Perhaps it’s science fiction and my love of Farscape, but I think that even this is anthropomorphism. After all, it’s entirely possible trees feel pain and have awareness, but in a way we don’t recognize because they experience their awareness differently. We recognize the sentience and awareness of animals in the ways animals are like us, limiting our understanding of what awareness can be.
Boyd covers increasing successes of legal cases and theories to protect animals. Suits for lions, tigers, and bears and, of course, the snail darter. A lot of time is spent on the Endangered Species Act because it is one of the rare environmental protections with sharp teeth. From there he moves on to where even more broad-based rights of nature have been recognized. Going to New Zealand where rather than return disputed territory to the Maori, the government adopted the Maori view of the land owning itself, belonging to itself, protected by appointed guardians.
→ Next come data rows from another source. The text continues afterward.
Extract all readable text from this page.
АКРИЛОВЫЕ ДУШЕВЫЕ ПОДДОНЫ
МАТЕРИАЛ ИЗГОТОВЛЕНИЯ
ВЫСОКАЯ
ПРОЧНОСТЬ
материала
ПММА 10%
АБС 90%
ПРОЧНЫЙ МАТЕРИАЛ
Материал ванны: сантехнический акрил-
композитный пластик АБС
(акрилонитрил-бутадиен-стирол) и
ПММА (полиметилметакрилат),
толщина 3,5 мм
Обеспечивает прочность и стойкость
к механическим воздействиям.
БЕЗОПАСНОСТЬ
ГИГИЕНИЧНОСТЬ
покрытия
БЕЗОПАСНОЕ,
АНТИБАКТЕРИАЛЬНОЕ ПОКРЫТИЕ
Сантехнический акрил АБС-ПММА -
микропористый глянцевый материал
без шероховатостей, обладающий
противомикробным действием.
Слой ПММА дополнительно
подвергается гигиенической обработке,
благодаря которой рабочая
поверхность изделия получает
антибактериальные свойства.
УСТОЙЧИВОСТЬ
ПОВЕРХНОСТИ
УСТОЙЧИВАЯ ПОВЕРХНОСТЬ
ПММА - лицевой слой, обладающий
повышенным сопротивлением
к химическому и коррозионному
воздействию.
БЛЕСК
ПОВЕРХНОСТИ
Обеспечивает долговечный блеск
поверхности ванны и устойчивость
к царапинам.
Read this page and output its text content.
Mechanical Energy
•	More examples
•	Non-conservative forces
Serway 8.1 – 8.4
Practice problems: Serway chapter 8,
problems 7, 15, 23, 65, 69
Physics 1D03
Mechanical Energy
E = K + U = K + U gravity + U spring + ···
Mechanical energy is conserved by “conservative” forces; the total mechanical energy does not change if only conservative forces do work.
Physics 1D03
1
This is exciting in advancing the idea that land has rights, but there is a cynical element in me who saw the eager embrace of giving the land to itself instead of to the Maori as a way of evading reparations for atrocities committed against them.
In Ecuador and Bolivia, great aspirational Constitutional protections have been written into law. There is a gap between aspiration and reality as wide as the socio-economic needs of these impoverished countries. This runs us against the common expecation of environmentalists, to save the planet on the backs of developing countries, asking them to develop less, to be poorer, to go without because we have wasted so much.
Reading this seven months into Donald Trump’s presidency* is almost hallucinatory. Hurricane Harvey is devastating the Texas coastline the same week President* Trump rescinded guidelines for construction to mitigate flood damage. They announced they are not going to get rid of national parks and preserves, just make them smaller and allow resource extraction. This president who did not even win a plurality of the vote is prepared to end this planet with his ignorance. So yes, I am eager for good news.
It is exciting that there is growing acceptance and enthusiasm behind the idea of Nature itself having rights, that a river has a right to not be destroyed. I am all for saving the planet. I don’t have children, but I have nieces and nephews and they have children and I want them to have a safe, healthy environment in a world not torn apart by resource wars. On the other hand, I am not comfortable with criticism of developing countries who seek to bring their people out of entrenched poverty when we all know they are not the reason climate is changing.
We cannot be absolutist. The northern hemisphere needs to clean up its act and not expect the southern hemisphere to save us by accepting poverty. Perhaps because most of the efforts to protect the environment are being led in the southern hemisphere, the difference between action and rhetoric (and law) is more pronounced, but I would really like to see less criticism of Correa and Morales for doing less than they aspire and more for the EU, Canada, and the US for not even aspriing to do very much at all.
The Rights of Nature will be published September 5th. I received an advance e-galley for review from ECW Press through Edelweiss.